The UPI on the visit table is on VISIT_ID, not sure why it would perform so differently under different cpu loads.

Any ways to tune this query? The table does not have any PPIs and would not make any difference to this query since the CAST(VISIT_START_DTTM AS DATE) <= '2012-04-30' is actually pulling all the data because the min(visit_Start_dttm) in the table itself is 2009-05-01.

Thanks

Ashwini

12 REPLIES
N/A

Re: Need help in tuning a query

Are these queries logged in DBQL?

If yes, check if the resource consumption is really different. You might be faceing system workload issues.

Re: Need help in tuning a query

Yes they are in DBQL, what do i really need to look at to understand resource consumption? Do I need to look at HotAmpCPU, CPU Skew, I/O Sku etc? Appreciate your response

Re: Need help in tuning a query

Check the AMPCPU Time.. Is there a database patch upgrade done recently ??

Re: Need help in tuning a query

No upgrade as far as I know. I looked at the DBQLogTbl and the AMP CPU Time was 18,367. Is this too high?









AMP CPU Time MaxAmpCPUTime parsercputime totalIOCount MaxAmpIO TDWMEstTotalTime
18,367.83 123.047 0.225 10,865,418.00 66,936.00 350,529.14

Let me know your thoughts on this!!

Thanks

Ashwini

Re: Need help in tuning a query

Looks like it could be a statistics problem to me (no confidence everywhere).  Collect the necessary stats, rerun the query, then see if your plan is much better.

N/A

Re: Need help in tuning a query

Hi Ashwini,

you posted only one query log entry.

My understanding is that different runs differ in execution time / ellapsedtimes. Do they differ in AMPCPUtime, totalIOCount etc.?

N/A

Re: Need help in tuning a query

Hi goldmine,

how could this plan be improved? Its doning a plain aggregation, no joins etc. Stats might give better estimates but will not change the plan.

Re: Need help in tuning a query

I would say it is just generally a good idea to do it anyway.  Whether it improves the query... who knows... pretty low hanging fruit though.
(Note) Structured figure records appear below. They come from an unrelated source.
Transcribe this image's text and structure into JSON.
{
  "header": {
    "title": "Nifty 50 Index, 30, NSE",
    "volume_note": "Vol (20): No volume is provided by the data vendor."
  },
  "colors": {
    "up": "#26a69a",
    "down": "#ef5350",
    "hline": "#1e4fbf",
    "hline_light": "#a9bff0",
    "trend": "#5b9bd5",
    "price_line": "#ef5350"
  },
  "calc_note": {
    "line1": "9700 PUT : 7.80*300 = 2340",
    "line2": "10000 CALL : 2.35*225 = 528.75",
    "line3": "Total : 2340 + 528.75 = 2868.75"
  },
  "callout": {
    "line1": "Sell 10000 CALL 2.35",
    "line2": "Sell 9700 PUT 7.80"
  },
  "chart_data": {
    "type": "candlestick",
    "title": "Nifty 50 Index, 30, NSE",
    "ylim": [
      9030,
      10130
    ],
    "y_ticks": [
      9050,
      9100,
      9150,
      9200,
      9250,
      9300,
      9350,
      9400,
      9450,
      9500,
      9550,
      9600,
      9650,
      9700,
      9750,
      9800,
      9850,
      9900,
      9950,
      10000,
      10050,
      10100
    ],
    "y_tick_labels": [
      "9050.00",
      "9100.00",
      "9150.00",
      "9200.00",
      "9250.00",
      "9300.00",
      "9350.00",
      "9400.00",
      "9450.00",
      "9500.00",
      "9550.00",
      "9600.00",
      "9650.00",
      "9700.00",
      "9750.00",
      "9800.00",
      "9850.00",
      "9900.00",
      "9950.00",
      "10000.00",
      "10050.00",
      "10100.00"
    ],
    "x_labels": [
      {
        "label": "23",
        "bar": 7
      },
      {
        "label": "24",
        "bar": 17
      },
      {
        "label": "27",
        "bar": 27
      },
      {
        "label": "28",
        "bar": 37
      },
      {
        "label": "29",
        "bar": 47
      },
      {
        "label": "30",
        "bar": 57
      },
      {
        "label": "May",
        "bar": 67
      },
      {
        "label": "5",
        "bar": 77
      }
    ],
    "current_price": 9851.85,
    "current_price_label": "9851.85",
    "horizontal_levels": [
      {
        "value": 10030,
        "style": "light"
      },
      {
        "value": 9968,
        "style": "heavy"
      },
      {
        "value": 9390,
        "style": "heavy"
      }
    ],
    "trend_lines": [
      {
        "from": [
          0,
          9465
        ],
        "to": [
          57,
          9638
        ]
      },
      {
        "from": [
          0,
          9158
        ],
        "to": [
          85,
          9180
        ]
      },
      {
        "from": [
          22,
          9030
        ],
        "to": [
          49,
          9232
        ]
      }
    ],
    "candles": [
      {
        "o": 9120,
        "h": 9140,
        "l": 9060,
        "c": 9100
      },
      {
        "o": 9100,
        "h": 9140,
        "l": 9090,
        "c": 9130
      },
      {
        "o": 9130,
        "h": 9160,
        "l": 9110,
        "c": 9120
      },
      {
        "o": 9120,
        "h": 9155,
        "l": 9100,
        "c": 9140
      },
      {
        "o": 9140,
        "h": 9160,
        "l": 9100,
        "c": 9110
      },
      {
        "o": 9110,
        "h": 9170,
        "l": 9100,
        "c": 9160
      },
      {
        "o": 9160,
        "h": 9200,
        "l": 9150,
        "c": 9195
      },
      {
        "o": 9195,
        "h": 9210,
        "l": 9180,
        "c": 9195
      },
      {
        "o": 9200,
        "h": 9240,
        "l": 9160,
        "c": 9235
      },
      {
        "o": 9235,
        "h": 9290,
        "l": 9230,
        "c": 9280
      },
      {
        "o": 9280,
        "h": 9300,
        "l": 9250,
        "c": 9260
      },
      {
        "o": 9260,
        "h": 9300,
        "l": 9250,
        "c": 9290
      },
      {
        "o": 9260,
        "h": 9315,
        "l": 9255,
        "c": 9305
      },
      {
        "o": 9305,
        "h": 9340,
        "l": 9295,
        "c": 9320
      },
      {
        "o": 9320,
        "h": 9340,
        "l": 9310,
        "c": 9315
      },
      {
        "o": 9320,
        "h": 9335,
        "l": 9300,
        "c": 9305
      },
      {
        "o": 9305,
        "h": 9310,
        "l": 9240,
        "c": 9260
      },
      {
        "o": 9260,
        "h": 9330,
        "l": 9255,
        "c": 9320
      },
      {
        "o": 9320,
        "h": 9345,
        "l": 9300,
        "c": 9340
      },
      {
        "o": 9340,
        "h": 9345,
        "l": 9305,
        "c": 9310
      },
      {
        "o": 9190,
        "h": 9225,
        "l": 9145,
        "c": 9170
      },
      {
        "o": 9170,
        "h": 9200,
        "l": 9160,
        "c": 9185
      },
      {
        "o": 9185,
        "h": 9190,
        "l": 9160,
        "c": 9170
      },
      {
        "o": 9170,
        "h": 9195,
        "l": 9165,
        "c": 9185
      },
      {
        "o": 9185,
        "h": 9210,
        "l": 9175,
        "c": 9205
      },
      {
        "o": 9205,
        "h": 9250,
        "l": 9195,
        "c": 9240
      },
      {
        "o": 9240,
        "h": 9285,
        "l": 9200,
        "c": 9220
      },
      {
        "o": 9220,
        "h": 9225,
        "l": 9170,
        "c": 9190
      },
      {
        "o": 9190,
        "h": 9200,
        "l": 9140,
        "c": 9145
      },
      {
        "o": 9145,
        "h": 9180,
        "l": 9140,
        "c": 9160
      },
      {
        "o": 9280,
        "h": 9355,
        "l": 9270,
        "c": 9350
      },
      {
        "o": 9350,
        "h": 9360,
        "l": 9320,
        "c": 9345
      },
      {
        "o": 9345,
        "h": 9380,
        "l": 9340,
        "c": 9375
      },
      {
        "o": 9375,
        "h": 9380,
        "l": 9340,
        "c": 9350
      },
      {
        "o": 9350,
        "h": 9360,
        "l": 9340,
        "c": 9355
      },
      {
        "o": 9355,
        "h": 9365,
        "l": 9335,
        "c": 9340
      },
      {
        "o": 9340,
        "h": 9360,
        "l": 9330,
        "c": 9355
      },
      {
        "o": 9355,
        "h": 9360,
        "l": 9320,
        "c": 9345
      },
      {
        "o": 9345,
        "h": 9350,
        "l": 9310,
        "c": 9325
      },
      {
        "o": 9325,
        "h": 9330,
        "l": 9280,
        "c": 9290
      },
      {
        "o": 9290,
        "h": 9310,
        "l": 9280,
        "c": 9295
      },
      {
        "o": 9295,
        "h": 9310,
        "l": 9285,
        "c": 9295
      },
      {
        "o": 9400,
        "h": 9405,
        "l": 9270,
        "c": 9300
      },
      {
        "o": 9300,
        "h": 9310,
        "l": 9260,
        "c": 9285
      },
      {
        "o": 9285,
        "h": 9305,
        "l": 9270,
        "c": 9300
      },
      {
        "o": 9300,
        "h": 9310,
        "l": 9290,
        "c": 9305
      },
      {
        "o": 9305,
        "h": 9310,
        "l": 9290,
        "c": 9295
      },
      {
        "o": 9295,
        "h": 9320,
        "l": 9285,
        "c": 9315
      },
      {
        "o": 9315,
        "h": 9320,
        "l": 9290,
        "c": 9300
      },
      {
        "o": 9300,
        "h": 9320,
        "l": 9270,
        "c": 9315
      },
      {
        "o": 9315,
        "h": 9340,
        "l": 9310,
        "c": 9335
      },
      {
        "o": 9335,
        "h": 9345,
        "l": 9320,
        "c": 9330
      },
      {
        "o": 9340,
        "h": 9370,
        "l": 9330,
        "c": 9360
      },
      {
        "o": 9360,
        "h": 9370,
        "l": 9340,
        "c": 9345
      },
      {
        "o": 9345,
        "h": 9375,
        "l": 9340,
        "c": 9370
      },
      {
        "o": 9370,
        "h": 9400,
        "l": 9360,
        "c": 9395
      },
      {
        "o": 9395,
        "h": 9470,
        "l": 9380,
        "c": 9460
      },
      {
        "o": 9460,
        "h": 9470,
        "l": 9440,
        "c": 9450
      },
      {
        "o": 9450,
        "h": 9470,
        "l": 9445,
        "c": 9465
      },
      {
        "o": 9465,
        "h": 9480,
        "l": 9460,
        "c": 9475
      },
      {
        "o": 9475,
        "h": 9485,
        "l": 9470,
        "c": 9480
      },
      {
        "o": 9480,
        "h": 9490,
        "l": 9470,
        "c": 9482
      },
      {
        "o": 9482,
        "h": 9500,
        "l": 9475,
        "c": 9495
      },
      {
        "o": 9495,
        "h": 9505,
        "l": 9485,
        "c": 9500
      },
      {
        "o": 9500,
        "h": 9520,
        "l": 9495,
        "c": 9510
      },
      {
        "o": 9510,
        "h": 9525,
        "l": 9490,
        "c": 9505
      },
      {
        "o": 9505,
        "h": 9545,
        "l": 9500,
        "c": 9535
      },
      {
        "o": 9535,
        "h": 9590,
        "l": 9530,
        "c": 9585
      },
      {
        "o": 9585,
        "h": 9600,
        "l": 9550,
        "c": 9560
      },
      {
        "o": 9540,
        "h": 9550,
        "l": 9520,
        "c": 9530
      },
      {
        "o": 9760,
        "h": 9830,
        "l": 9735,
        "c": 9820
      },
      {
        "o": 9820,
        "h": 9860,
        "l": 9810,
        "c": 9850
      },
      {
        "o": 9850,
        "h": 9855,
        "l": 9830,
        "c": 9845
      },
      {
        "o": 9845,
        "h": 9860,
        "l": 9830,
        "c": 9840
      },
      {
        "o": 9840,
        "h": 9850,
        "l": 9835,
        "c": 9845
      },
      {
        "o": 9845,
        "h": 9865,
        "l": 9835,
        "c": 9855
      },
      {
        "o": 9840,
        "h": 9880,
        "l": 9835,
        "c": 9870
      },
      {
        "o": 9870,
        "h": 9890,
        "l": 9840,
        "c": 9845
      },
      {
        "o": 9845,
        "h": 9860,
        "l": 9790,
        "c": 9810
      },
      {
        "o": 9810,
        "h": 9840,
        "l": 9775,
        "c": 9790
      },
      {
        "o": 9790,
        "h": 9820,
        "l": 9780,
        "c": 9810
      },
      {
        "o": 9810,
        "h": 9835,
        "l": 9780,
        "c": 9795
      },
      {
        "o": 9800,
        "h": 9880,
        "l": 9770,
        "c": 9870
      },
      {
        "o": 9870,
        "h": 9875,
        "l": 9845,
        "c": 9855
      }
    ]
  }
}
Re: Need help in tuning a query

It is evident from the plan that the query is unable to use the PI of the table and is pulling out the entire table into spool which is global, meaning the data will first be pulled out into a spool and then it will be processed. I would try out following options:

(a) see if cookie id can be made the PI of the table without skewing it too much, this will make all calculations happen locally in the AMP and run very fast even with high data volumes owing to MPP. This may be the only real option to try, rest are all guesses with a very slim chance of working

(b) if PI cannot be changed, a PPI with date ranges may work here if it is aligned to your case statement filters, although I have a strong feeling it won't work

(c) lastly, try converting your case statements into a small control table that stores the boundary values for each case and is joined with your master table. With correct stats the optimizer should replicate this table across all AMPs and partially restrict the data that goes into the spool. Again, the issue here is if the filter conditions will pull out the entire table - this would make no difference

I'm curious to hear more tuning options from others based on only the explain plan.